Within 24 hours of the executive order, the State Department began holding some documents (including passports) submitted by transgender, intersex and nonbinary people as well as rejecting other applications, according to the American Civil Liberties Union. Some were issued passports marked with their sex assigned at birth, the ACLU said.
More than 1,500 transgender people or their family members have contacted the ACLU concerned about getting passports reflecting their identity, the organization said.
The lawsuit was filed by the ACLU, ACLU of Massachusetts and law firm Covington & Burling on behalf of seven people. The suit describes the Trump administration's policy as "abrupt, discriminatory and dangerous."
It argues the policy violates the First Amendment of the Constitution, the Administrative Procedures Act and the rights of transgender, intersex and nonbinary people under the U.S. Constitution's Due Process Clause and Equal Protection Clause.
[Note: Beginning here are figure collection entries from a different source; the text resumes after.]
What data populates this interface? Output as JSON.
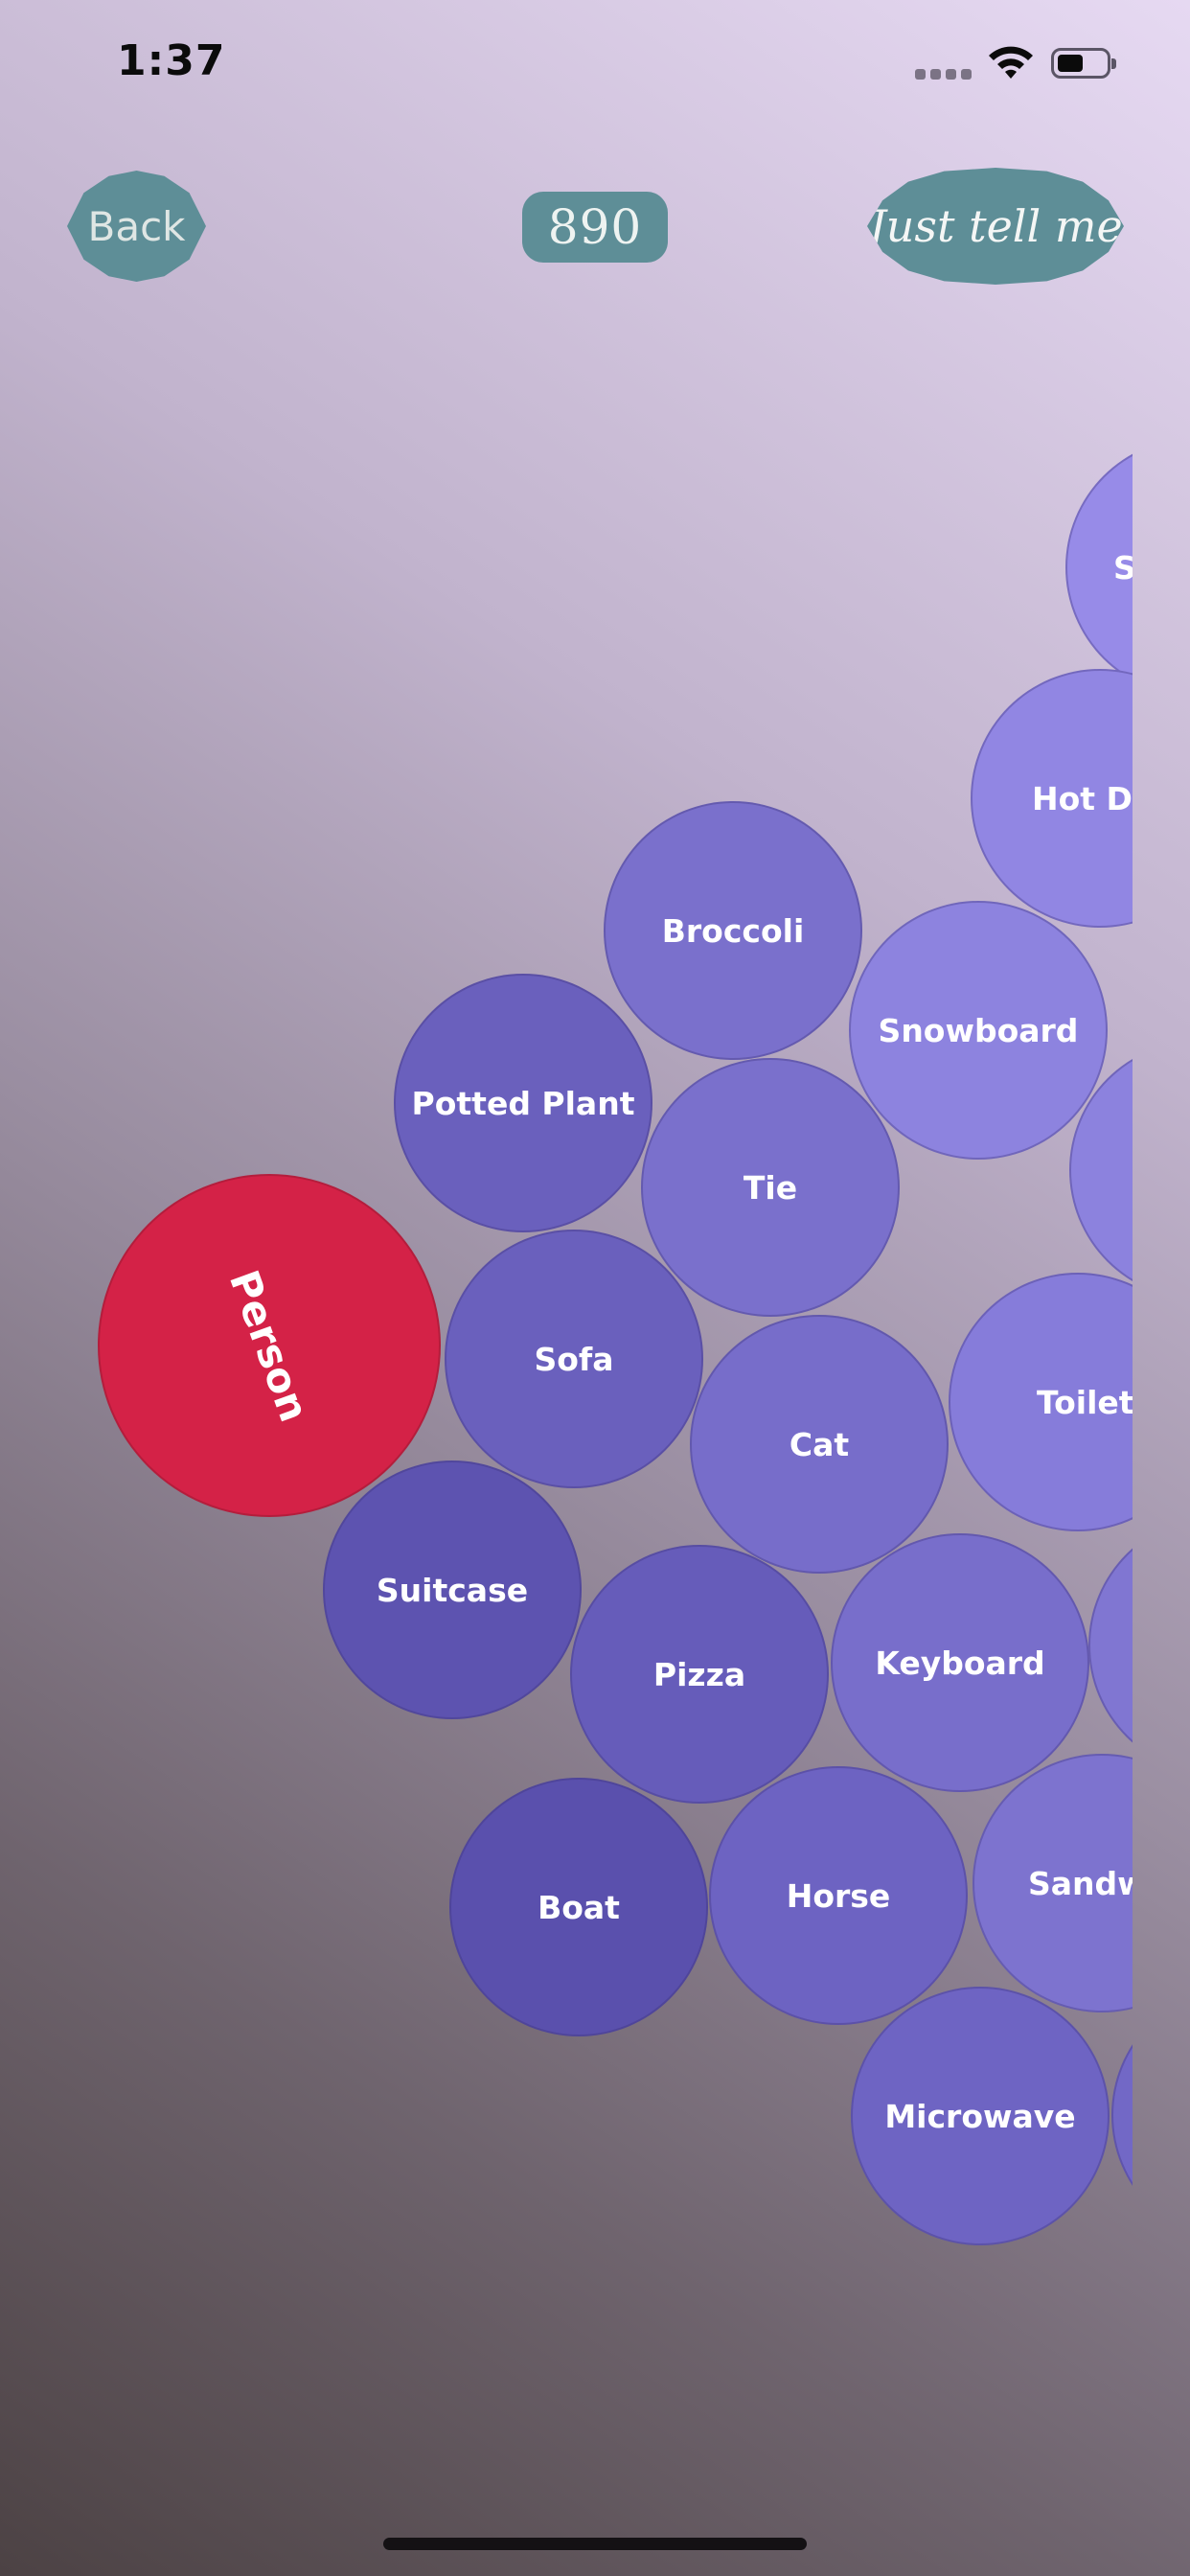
{
  "status_bar": {
    "time": "1:37",
    "icons": [
      "cellular-signal-icon",
      "wifi-icon",
      "battery-icon"
    ]
  },
  "nav": {
    "back_label": "Back",
    "score": "890",
    "tell_label": "Just tell me"
  },
  "colors": {
    "button": "#5e8e97",
    "selected_bubble": "#d42247",
    "bubble_dark": "#5a4fa8",
    "bubble_light": "#9a8de8"
  },
  "selected": {
    "label": "Person"
  },
  "bubbles": [
    {
      "label": "Spoon"
    },
    {
      "label": "Hot Dog"
    },
    {
      "label": "Broccoli"
    },
    {
      "label": "Snowboard"
    },
    {
      "label": "Potted Plant"
    },
    {
      "label": "Tie"
    },
    {
      "label": ""
    },
    {
      "label": "Sofa"
    },
    {
      "label": "Cat"
    },
    {
      "label": "Toilet"
    },
    {
      "label": "Suitcase"
    },
    {
      "label": "Pizza"
    },
    {
      "label": "Keyboard"
    },
    {
      "label": ""
    },
    {
      "label": "Boat"
    },
    {
      "label": "Horse"
    },
    {
      "label": "Sandwich"
    },
    {
      "label": "Microwave"
    },
    {
      "label": ""
    }
  ]
}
"The plaintiffs in this case have had their lives disrupted by a chaotic policy clearly motivated by animus that serves zero public interest," said Sruti Swaminathan, a staff attorney for the ACLU's LGBTQ & HIV Project. "Our clients need to travel for work, school and family, and forcing them to carry documents that directly contradict what they know about themselves to be true -- or withhold those documents altogether -- is a blatant effort to violate their privacy and deny them their freedom to be themselves."